Dit standpunt van belanghebbende wordt verworpen. Gelijk de Rechtbank heeft geoordeeld heeft de partner van belanghebbende een zelfstandig recht op de heffingskorting en kan haar recht bij de onderhavige aanslag IB/PVV 2014 van belanghebbende niet in aanmerking worden genomen. De omstandigheid dat belanghebbende en zijn partner gezamenlijk aangifte hebben gedaan doet hier niet aan af.
7.5.3.
Gelet op het hiervoor overwogene kan in het midden blijven of is voldaan aan de uit het bepaalde in artikel 8.9 van de Wet IB 2001 voorvloeiende eis dat belanghebbende en zijn echtgenote in het jaar 2014 gedurende meer dan zes maanden partner zijn geweest als bedoeld in artikel 5a van de Algemene wet inzake rijksbelastingen juncto artikel 1.2 van de Wet IB 2001.
Slotsom
7.6.
Het voorgaande leidt tot de conclusie dat het hoger beroep ongegrond is en dat de uitspraak van de Rechtbank dient te worden bevestigd.

Proceskosten

8. Het Hof acht geen termen aanwezig voor een veroordeling in de proceskosten als bedoeld in artikel 8:75 van de Algemene wet bestuursrecht.

Beslissing

Het Gerechtshof bevestigt de uitspraak van de Rechtbank.
Deze uitspraak is vastgesteld door mrs. Chr.Th.P.M. Zandhuis, E.M. Vrouwenvelder en B.A. van Brummelen, in tegenwoordigheid van de griffier mr. A.S.H.M. Strik. De beslissing is op 6 juni 2017 in het openbaar uitgesproken.
aangetekend aan
partijen verzonden:
Zowel de belanghebbende als het daartoe bevoegde bestuursorgaan kanbinnen zes wekenna de verzenddatum van deze uitspraak beroep in cassatie instellen bij de Hoge Raad der Nederlanden. Daarbij moet het volgende in acht worden genomen:

1. Bij het beroepschrift wordt een kopie van deze uitspraak gevoegd.

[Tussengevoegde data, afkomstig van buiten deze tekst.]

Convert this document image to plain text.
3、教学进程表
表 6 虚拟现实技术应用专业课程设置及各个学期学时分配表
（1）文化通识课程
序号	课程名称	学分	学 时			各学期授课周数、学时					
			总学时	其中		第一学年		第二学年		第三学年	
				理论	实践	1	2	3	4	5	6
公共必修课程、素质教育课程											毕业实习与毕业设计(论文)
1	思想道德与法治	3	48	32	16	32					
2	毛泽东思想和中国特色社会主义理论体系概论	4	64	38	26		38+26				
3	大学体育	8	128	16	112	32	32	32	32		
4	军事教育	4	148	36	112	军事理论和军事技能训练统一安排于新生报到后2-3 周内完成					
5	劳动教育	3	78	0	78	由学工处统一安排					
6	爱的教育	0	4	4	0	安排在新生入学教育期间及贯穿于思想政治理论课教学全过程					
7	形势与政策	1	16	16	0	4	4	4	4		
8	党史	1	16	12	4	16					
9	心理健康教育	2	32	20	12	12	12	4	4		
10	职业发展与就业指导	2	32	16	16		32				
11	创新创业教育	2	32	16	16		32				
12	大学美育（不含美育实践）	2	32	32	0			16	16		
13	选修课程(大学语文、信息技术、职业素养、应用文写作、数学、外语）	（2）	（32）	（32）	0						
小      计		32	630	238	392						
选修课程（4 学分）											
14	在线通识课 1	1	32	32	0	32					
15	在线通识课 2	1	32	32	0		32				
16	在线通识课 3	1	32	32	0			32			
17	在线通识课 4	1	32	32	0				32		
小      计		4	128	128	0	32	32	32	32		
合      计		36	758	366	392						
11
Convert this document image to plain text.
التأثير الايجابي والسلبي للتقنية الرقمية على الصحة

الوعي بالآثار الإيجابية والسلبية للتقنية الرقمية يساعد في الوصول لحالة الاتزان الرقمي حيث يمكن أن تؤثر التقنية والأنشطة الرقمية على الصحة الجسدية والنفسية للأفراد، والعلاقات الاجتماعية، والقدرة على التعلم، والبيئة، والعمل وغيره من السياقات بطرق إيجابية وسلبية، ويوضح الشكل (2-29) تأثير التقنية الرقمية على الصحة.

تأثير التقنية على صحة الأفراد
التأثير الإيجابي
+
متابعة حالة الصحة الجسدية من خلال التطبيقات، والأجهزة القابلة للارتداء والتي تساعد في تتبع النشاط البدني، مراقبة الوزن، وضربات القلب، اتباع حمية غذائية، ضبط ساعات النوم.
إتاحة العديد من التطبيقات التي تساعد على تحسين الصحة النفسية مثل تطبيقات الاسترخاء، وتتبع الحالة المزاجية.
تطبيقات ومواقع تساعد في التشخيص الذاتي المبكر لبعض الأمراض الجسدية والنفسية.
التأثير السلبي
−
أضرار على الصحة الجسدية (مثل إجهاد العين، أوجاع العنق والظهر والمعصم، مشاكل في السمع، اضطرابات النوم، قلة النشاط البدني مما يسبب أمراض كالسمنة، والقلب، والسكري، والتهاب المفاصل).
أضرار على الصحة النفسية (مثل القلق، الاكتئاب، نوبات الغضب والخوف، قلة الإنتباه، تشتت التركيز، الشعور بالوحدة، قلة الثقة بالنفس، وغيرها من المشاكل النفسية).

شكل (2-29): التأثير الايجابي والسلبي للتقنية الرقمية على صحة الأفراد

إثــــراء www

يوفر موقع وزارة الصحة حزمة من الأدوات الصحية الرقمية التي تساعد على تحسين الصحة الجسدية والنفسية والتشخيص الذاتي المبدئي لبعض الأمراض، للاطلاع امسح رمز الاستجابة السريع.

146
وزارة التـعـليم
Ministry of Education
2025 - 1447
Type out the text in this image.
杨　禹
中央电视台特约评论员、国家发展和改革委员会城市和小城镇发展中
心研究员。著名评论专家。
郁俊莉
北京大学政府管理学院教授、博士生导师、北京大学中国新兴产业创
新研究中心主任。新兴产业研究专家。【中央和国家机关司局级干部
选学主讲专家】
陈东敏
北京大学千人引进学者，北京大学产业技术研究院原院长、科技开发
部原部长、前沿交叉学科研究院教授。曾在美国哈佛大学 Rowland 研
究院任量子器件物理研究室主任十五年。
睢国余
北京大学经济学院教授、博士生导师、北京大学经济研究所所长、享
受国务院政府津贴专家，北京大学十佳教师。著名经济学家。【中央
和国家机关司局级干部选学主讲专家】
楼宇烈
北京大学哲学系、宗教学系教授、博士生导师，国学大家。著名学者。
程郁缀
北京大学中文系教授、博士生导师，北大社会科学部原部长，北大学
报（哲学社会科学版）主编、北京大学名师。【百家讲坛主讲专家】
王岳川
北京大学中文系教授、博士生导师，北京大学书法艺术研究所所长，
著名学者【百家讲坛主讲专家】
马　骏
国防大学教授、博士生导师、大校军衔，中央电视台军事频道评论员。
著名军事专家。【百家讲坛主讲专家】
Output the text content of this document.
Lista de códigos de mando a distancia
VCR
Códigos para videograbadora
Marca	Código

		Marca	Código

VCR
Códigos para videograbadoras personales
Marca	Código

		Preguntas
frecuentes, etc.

2. Het beroepschrift wordt ondertekend en bevat ten minste:

-
- de naam en het adres van de indiener;
-
- de dagtekening;
-
- de vermelding van de uitspraak waartegen het beroep in cassatie is gericht;
-
- de gronden van het beroep in cassatie.

Het beroepschrift moet worden gezonden aan de Hoge Raad der Nederlanden (belastingkamer), Postbus 20303, 2500 EH Den Haag.

De partij die beroep in cassatie instelt is griffierecht verschuldigd en zal daarover bericht ontvangen van de griffier van de Hoge Raad. In het cassatieberoepschrift kan worden verzocht de wederpartij te veroordelen in de proceskosten.